Mr. Jones came to the university from Petersburg, a city south of Richmond, where he grew up in public housing with three younger siblings, according to a profile of him that ran in The Richmond Times-Dispatch on the eve of his graduation in 2018. The profile described him as an ambitious but at times angry student, who struggled after his parents divorced when he was 5. He made top grades, earning scholarships, multiple academic awards and a membership in the National Honor Society, but along the way he was regularly disciplined for getting into fights.

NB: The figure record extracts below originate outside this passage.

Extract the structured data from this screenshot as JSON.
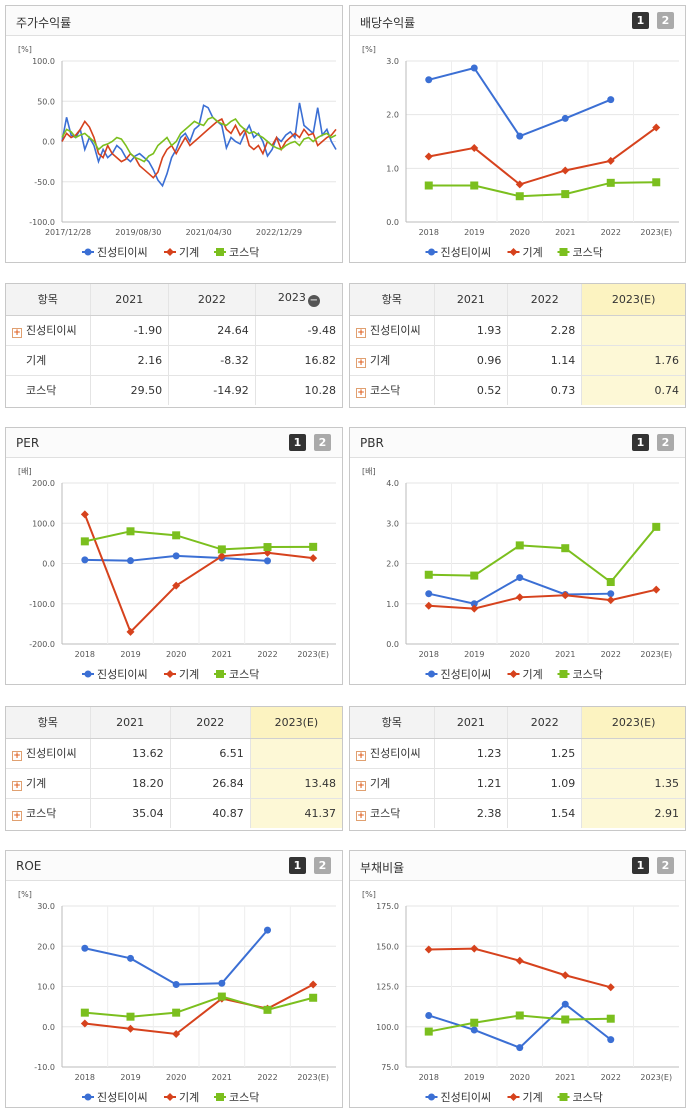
{
  "colors": {
    "company": "#3b6fd4",
    "industry": "#d6421d",
    "kosdaq": "#7bbf1e"
  },
  "legend": [
    "진성티이씨",
    "기계",
    "코스닥"
  ],
  "buttons": [
    "1",
    "2"
  ],
  "minus_icon": "−",
  "plus_icon": "+",
  "panels": {
    "stock": {
      "title": "주가수익률",
      "unit": "[%]"
    },
    "dividend": {
      "title": "배당수익률",
      "unit": "[%]"
    },
    "per": {
      "title": "PER",
      "unit": "[배]"
    },
    "pbr": {
      "title": "PBR",
      "unit": "[배]"
    },
    "roe": {
      "title": "ROE",
      "unit": "[%]"
    },
    "debt": {
      "title": "부채비율",
      "unit": "[%]"
    }
  },
  "tables": {
    "stock": {
      "header": [
        "항목",
        "2021",
        "2022",
        "2023"
      ],
      "est_col": false,
      "rows": [
        {
          "name": "진성티이씨",
          "plus": true,
          "vals": [
            "-1.90",
            "24.64",
            "-9.48"
          ]
        },
        {
          "name": "기계",
          "plus": false,
          "vals": [
            "2.16",
            "-8.32",
            "16.82"
          ]
        },
        {
          "name": "코스닥",
          "plus": false,
          "vals": [
            "29.50",
            "-14.92",
            "10.28"
          ]
        }
      ]
    },
    "dividend": {
      "header": [
        "항목",
        "2021",
        "2022",
        "2023(E)"
      ],
      "est_col": true,
      "rows": [
        {
          "name": "진성티이씨",
          "plus": true,
          "vals": [
            "1.93",
            "2.28",
            ""
          ]
        },
        {
          "name": "기계",
          "plus": true,
          "vals": [
            "0.96",
            "1.14",
            "1.76"
          ]
        },
        {
          "name": "코스닥",
          "plus": true,
          "vals": [
            "0.52",
            "0.73",
            "0.74"
          ]
        }
      ]
    },
    "per": {
      "header": [
        "항목",
        "2021",
        "2022",
        "2023(E)"
      ],
      "est_col": true,
      "rows": [
        {
          "name": "진성티이씨",
          "plus": true,
          "vals": [
            "13.62",
            "6.51",
            ""
          ]
        },
        {
          "name": "기계",
          "plus": true,
          "vals": [
            "18.20",
            "26.84",
            "13.48"
          ]
        },
        {
          "name": "코스닥",
          "plus": true,
          "vals": [
            "35.04",
            "40.87",
            "41.37"
          ]
        }
      ]
    },
    "pbr": {
      "header": [
        "항목",
        "2021",
        "2022",
        "2023(E)"
      ],
      "est_col": true,
      "rows": [
        {
          "name": "진성티이씨",
          "plus": true,
          "vals": [
            "1.23",
            "1.25",
            ""
          ]
        },
        {
          "name": "기계",
          "plus": true,
          "vals": [
            "1.21",
            "1.09",
            "1.35"
          ]
        },
        {
          "name": "코스닥",
          "plus": true,
          "vals": [
            "2.38",
            "1.54",
            "2.91"
          ]
        }
      ]
    }
  },
  "chart_data": [
    {
      "id": "stock",
      "type": "line",
      "ylabel": "[%]",
      "ylim": [
        -100,
        100
      ],
      "yticks": [
        "100.0",
        "50.0",
        "0.0",
        "-50.0",
        "-100.0"
      ],
      "xlabels": [
        "2017/12/28",
        "2019/08/30",
        "2021/04/30",
        "2022/12/29"
      ],
      "series": [
        {
          "name": "진성티이씨",
          "values": [
            0,
            30,
            8,
            5,
            15,
            -10,
            5,
            -5,
            -25,
            -10,
            -20,
            -15,
            -5,
            -10,
            -20,
            -25,
            -18,
            -15,
            -20,
            -25,
            -35,
            -48,
            -55,
            -40,
            -20,
            -10,
            5,
            10,
            0,
            15,
            20,
            45,
            42,
            30,
            25,
            20,
            -8,
            5,
            0,
            -3,
            10,
            20,
            5,
            10,
            0,
            -18,
            -10,
            5,
            0,
            8,
            12,
            5,
            48,
            20,
            15,
            10,
            42,
            8,
            15,
            0,
            -10
          ]
        },
        {
          "name": "기계",
          "values": [
            0,
            10,
            5,
            8,
            15,
            25,
            18,
            5,
            -15,
            -20,
            -5,
            -15,
            -20,
            -25,
            -22,
            -15,
            -20,
            -30,
            -35,
            -40,
            -45,
            -38,
            -20,
            -10,
            -5,
            -15,
            -5,
            5,
            -5,
            0,
            5,
            10,
            15,
            20,
            25,
            28,
            15,
            10,
            20,
            8,
            15,
            -5,
            -10,
            -5,
            -15,
            0,
            -5,
            5,
            -10,
            0,
            5,
            10,
            5,
            15,
            8,
            10,
            -5,
            0,
            5,
            8,
            15
          ]
        },
        {
          "name": "코스닥",
          "values": [
            5,
            15,
            12,
            5,
            8,
            10,
            5,
            0,
            -10,
            -5,
            -3,
            0,
            5,
            3,
            -5,
            -15,
            -20,
            -22,
            -25,
            -18,
            -15,
            -5,
            0,
            5,
            -5,
            0,
            10,
            15,
            20,
            25,
            22,
            20,
            28,
            30,
            25,
            22,
            20,
            25,
            28,
            20,
            15,
            10,
            12,
            8,
            5,
            0,
            -5,
            -8,
            -10,
            -5,
            -2,
            0,
            -5,
            3,
            5,
            0,
            5,
            8,
            10,
            5,
            8
          ]
        }
      ]
    },
    {
      "id": "dividend",
      "type": "line",
      "ylabel": "[%]",
      "ylim": [
        0,
        3
      ],
      "yticks": [
        "3.0",
        "2.0",
        "1.0",
        "0.0"
      ],
      "categories": [
        "2018",
        "2019",
        "2020",
        "2021",
        "2022",
        "2023(E)"
      ],
      "series": [
        {
          "name": "진성티이씨",
          "values": [
            2.65,
            2.87,
            1.6,
            1.93,
            2.28,
            null
          ]
        },
        {
          "name": "기계",
          "values": [
            1.22,
            1.38,
            0.7,
            0.96,
            1.14,
            1.76
          ]
        },
        {
          "name": "코스닥",
          "values": [
            0.68,
            0.68,
            0.48,
            0.52,
            0.73,
            0.74
          ]
        }
      ]
    },
    {
      "id": "per",
      "type": "line",
      "ylabel": "[배]",
      "ylim": [
        -200,
        200
      ],
      "yticks": [
        "200.0",
        "100.0",
        "0.0",
        "-100.0",
        "-200.0"
      ],
      "categories": [
        "2018",
        "2019",
        "2020",
        "2021",
        "2022",
        "2023(E)"
      ],
      "series": [
        {
          "name": "진성티이씨",
          "values": [
            9,
            7,
            19,
            13.62,
            6.51,
            null
          ]
        },
        {
          "name": "기계",
          "values": [
            122,
            -170,
            -55,
            18.2,
            26.84,
            13.48
          ]
        },
        {
          "name": "코스닥",
          "values": [
            55,
            80,
            70,
            35.04,
            40.87,
            41.37
          ]
        }
      ]
    },
    {
      "id": "pbr",
      "type": "line",
      "ylabel": "[배]",
      "ylim": [
        0,
        4
      ],
      "yticks": [
        "4.0",
        "3.0",
        "2.0",
        "1.0",
        "0.0"
      ],
      "categories": [
        "2018",
        "2019",
        "2020",
        "2021",
        "2022",
        "2023(E)"
      ],
      "series": [
        {
          "name": "진성티이씨",
          "values": [
            1.25,
            1.0,
            1.65,
            1.23,
            1.25,
            null
          ]
        },
        {
          "name": "기계",
          "values": [
            0.95,
            0.88,
            1.16,
            1.21,
            1.09,
            1.35
          ]
        },
        {
          "name": "코스닥",
          "values": [
            1.72,
            1.7,
            2.45,
            2.38,
            1.54,
            2.91
          ]
        }
      ]
    },
    {
      "id": "roe",
      "type": "line",
      "ylabel": "[%]",
      "ylim": [
        -10,
        30
      ],
      "yticks": [
        "30.0",
        "20.0",
        "10.0",
        "0.0",
        "-10.0"
      ],
      "categories": [
        "2018",
        "2019",
        "2020",
        "2021",
        "2022",
        "2023(E)"
      ],
      "series": [
        {
          "name": "진성티이씨",
          "values": [
            19.5,
            17,
            10.5,
            10.8,
            24,
            null
          ]
        },
        {
          "name": "기계",
          "values": [
            0.8,
            -0.5,
            -1.8,
            7,
            4.5,
            10.5
          ]
        },
        {
          "name": "코스닥",
          "values": [
            3.5,
            2.5,
            3.5,
            7.5,
            4.2,
            7.2
          ]
        }
      ]
    },
    {
      "id": "debt",
      "type": "line",
      "ylabel": "[%]",
      "ylim": [
        75,
        175
      ],
      "yticks": [
        "175.0",
        "150.0",
        "125.0",
        "100.0",
        "75.0"
      ],
      "categories": [
        "2018",
        "2019",
        "2020",
        "2021",
        "2022",
        "2023(E)"
      ],
      "series": [
        {
          "name": "진성티이씨",
          "values": [
            107,
            98,
            87,
            114,
            92,
            null
          ]
        },
        {
          "name": "기계",
          "values": [
            148,
            148.5,
            141,
            132,
            124.5,
            null
          ]
        },
        {
          "name": "코스닥",
          "values": [
            97,
            102.5,
            107,
            104.5,
            105,
            null
          ]
        }
      ]
    }
  ]
}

“People would say, ‘You’re too smart to be doing something like that,’” Mr. Jones told the news outlet. “But it’s because of where I was at. Sometimes I’m not in a good head space. Fighting at first was my only way of relieving stress.”
Antoine Brown, 22, who played football with Mr. Jones at Petersburg High School, remembered him as a “good student, good player, good person to be around,” and the only one from his graduating class who had gone on to enroll at the University of Virginia.
“You would have thought he was one of the ones who was going to get out of the city and make it,” Mr. Brown said.
At Virginia, Mr. Jones was listed as a running back in the football team’s 2018 media guide, but he never saw playing time.
Mr. Davis, a friendly, soft-spoken junior from South Carolina, was a starting wide receiver and the third-leading pass receiver on the team this season; he caught two touchdowns. He was majoring in African American studies and was active in the Groundskeepers, a group formed by members of the Virginia football team to work toward racial justice in a city that became a site for the worst kind of violent bigotry when neo-Nazis descended for a rally in July 2017.
Devin Chandler, a junior wide receiver, had yet to appear in a game at Virginia, having recently transferred from the University of Wisconsin. In a statement, the Wisconsin interim head coach, Jim Leonhard, called him “a joy to be around.”
At Virginia last year, Mr. Chandler took a course called Culture of Hip-Hop. Jack Hamilton, the professor, remembered him as notably funny and genial. “He used to come to my office hours,” Dr. Hamilton said. “He was just an incredibly nice guy.”
D’Sean Perry was a junior reserve linebacker from Florida who played in six of the team’s 10 games so far this season. Michael Haggard, a lawyer for his family, said in a statement that Mr. Perry’s parents, Happy and Sean, would not speak publicly at this time “as their grief is only beginning, and out of respect for the University of Virginia community which has been terrorized by another mass shooting in the United States.”